Выбрать главу

– Но ей пытаются вменить колдовство и убийство!

– Думаете, сумеете объяснить им разницу? Крестьяне вовсе не станут себя утруждать и разбираться. А если повезёт избежать немедленной расправы, господа, которые ею займутся, хорошенько набили руку в получении ожидаемых ответов на интересующие вопросы. Звучит жестоко? Верно. Но недаром жестокость почитают оборотной стороной справедливости. Как у монет, которыми отмеряют цену. И для безродной сироты не поскупятся. Всегда убеждённые, что даже за слабыми и хрупкими стоит некто могущественный, кого действительно следует бояться.

– Наслышан, вашей персоной лет пять назад тоже интересовались? – напомнил Фридрих.

– Надо же, какова честь! – наигранно изумился пришелец. – И кто? Почему не пожелал лично напомнить об этом?

– Безвременная кончина помешала.

– Экая жалость!

– Он ведь был вашим врагом. Не так ли?

– Не совсем. Скорее, меня считал таковым. Согласитесь, достаточно, чтобы и с моей стороны не испытывать к нему дружеских чувств. Но ненавидеть…

– Что могло процветающему феодалу понадобиться от нищего?

– У него следовало спросить! Извините, не успел поинтересоваться лично. Зная скверный нрав господина рыцаря, вполне можно предположить, что он, от невыносимых страданий совсем выжив из ума, вообразил себе, будто на него напустили порчу. В его духе перекладывать вину на других. Нечего было в походе на Святую землю предаваться отнюдь не безвинным утехам. Недаром болезнь, поразившую героя, называют дурной. Ибо проистекает она от собственной дурости. Но это, естественно, так, догадки… Всякое любопытство имеет разумные границы. Многие согласятся заплатить жизнью, чтобы лишь узнать, чего от них в самом деле хотят? Вот и я предпочёл остаться в неведении. Унёс тайну в могилу, и ладно. Не стоит о ней жалеть больше, чем о нём самом.

– А как «поступают с вашим братом иноверцы»? – продолжил наседать учитель. – Что стражники имели в виду?

– Возможно, меня ошибочно причислили к гонимому племени, которое на востоке принято винить во всех бедах, вроде Нечистого среди правоверных.

– Вас тогда искали. Всю округу вверх дном перевернули. А теперь только здесь с полсотни солдат наберётся. Не боитесь?

– Но нынче-то ищут не меня.

– А вдруг? Часом, не с вашей-ли персоной девочке приписывают сделку в качестве главного обвинения?

– Похож? – расплылся в улыбке тонкогубый рот. – На того, в чьё существование не верите?

– Чем дольше наше знакомство, тем больше начинаю сомневаться, – признался Фридрих.

– Собираетесь донести?

– Если потребуется.
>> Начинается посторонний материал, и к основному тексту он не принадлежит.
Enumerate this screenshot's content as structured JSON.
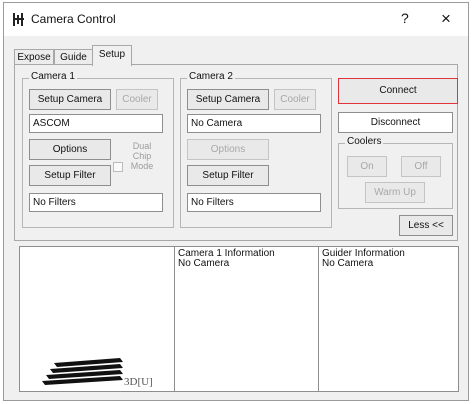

Как понимаете, спасти сироту от наветов, грозящих необратимыми последствиями, для меня куда важнее, чем сохранить случайному знакомому доброе имя и лицо… Хотя, кажется, у вас нет ни того ни другого?

– Мне импонирует ваша смелость. Не каждый решится говорить со мной в подобном тоне. Предпочтёт либо услужить, либо не связываться. Оглянитесь, – бледный узловатый палец, подобно жалу скорпиона, медленно выполз из длинного рукава, блеснув камнем на перстне, похожим на налитый кровью глаз (им что ли смотрит?.. свои-то прячет…) и поводил, указывая в зал. – Кажется, нам настолько не хотят мешать, что не нашли ничего лучше, чем притвориться, будто их нет, и самим в это поверить.

Гвардейцы давно не переговаривались, не мычали песни и даже не храпели. Одни полутрупами уронили головы на стол. Другие оцепенело уставились в никуда мутными стеклянными глазами. Трактирщик с отсутствующим выражением на физиономии битый час протирал графин, нисколько не желающий становиться от этого прозрачнее. Как иронично ни звучит, пилигрим, несмотря на мрачноватый облик и скрытую под дыроподобной тенью верхнюю половину лица, выглядел самым живым в этом полумёртвом царстве. По крайней мере шевелился, и голос не умолк. А сам?.. Учитель отхлебнул заждавшееся пиво. Оказалось лучше ожидаемого. Главное, вкус, пусть и далеко не изысканный, чувствовать пока не перестал.

– Полагаете, к вашему доносу прислушаются? – заставил вопрос оторвать пересохшие губы от выдохшегося напитка. – А если да, то дерзнут отреагировать?